The cost of raising kids is continuing to rise. A middle-income family can expect to shell out nearly a quarter of a million dollars, or $222,360, to raise a baby born in 2009 to age 18, according to the Department of Agriculture. That is up about 1.4% from 2007, before the recession began -- and it doesn't include college costs.

Now, amid tight household budgets and a growing belief that today's youth will face a lasting drop in their standard of living, many parents are working to reshape children's expectations. The result is 'a massive, painful shift' in behavior, as kids learn to economize or work to pay for consumer goods they want, says Jason Dorsey, an Austin, Texas, consultant to employers on intergenerational issues.
Ms. Morgan is teaching Grace and her brother Noah, 13, to resist consumer pressures. 'We very openly heckle' such shows as 'My Super Sweet 16' on MTV, ridiculing such excesses as when a teen receives a Mercedes or opulent vacations, she says. Both children have learned to enjoy inexpensive family camping vacations, and they sell items on eBay to raise cash for purchases. 'The joke around our house is, if it's not nailed down, they will sell it,' Ms. Morgan says.
Still, Grace insisted on going to Justice, a specialty chain for tweens, for back-to-school clothes. 'She could have gone to Wal-Mart and gotten much more,' Ms.
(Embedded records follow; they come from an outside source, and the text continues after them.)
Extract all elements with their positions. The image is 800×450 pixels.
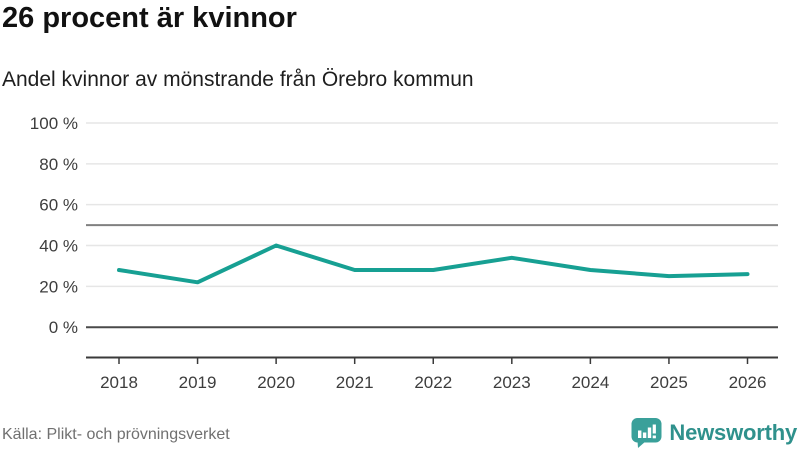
- x-tick-label: 2023: [493, 373, 531, 392]
- newsworthy-logo: Newsworthy: [630, 417, 797, 448]
- brand-name: Newsworthy: [669, 419, 797, 445]
- x-tick-label: 2025: [650, 373, 688, 392]
- newsworthy-speech-bubble-chart-icon: [631, 418, 662, 448]
- source-note: Källa: Plikt- och prövningsverket: [2, 426, 230, 443]
- y-tick-label: 100 %: [30, 114, 78, 133]
- x-tick-label: 2024: [571, 373, 609, 392]
- y-tick-label: 80 %: [39, 155, 78, 174]
- y-tick-label: 60 %: [39, 196, 78, 215]
- page-title: 26 procent är kvinnor: [2, 2, 297, 34]
- y-tick-label: 0 %: [49, 318, 78, 337]
- x-tick-label: 2020: [257, 373, 295, 392]
- x-tick-label: 2021: [336, 373, 374, 392]
- x-tick-label: 2022: [414, 373, 452, 392]
- data-line: [117, 243, 750, 285]
- x-tick-label: 2018: [100, 373, 138, 392]
- x-tick-label: 2026: [729, 373, 767, 392]
- x-tick-label: 2019: [179, 373, 217, 392]
- y-tick-label: 40 %: [39, 237, 78, 256]
- chart-subtitle: Andel kvinnor av mönstrande från Örebro …: [2, 68, 474, 91]
- y-tick-label: 20 %: [39, 277, 78, 296]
Morgan says. But 'you have to close your eyes and zip your mouth' to let kids learn to make choices.
In the past, money talk was taboo in many families, and many parents sheltered children from financial realities. Parents 'want everything to be just great for our families. It's hard sometimes' to set limits, says Gina Maione Earles, chief executive of Mothers & More, a 4,100-member networking group, where teaching kids money skills is a popular topic at meetings.
But fewer families can afford to indulge their kids; 24% of parents made back-to-school shopping budgets with their kids this year, up from 18% in 2006, says a Capital One survey of 500 households.
Telling a pre-teen or teen you can't afford something usually doesn't work, says Susan Beacham, founder of Money Savvy Generation, a maker of educational products for kids. 'Kids are very concrete' in their thinking, she says. 'If you say at the mall, 'I can't afford those shoes,' then go to a grocery store and spend $150, they don't understand the difference. They will just think, 'There she goes again.' ' A better approach is to give children a budgeted amount for necessities and require them to stick to it and account for their spending, she says.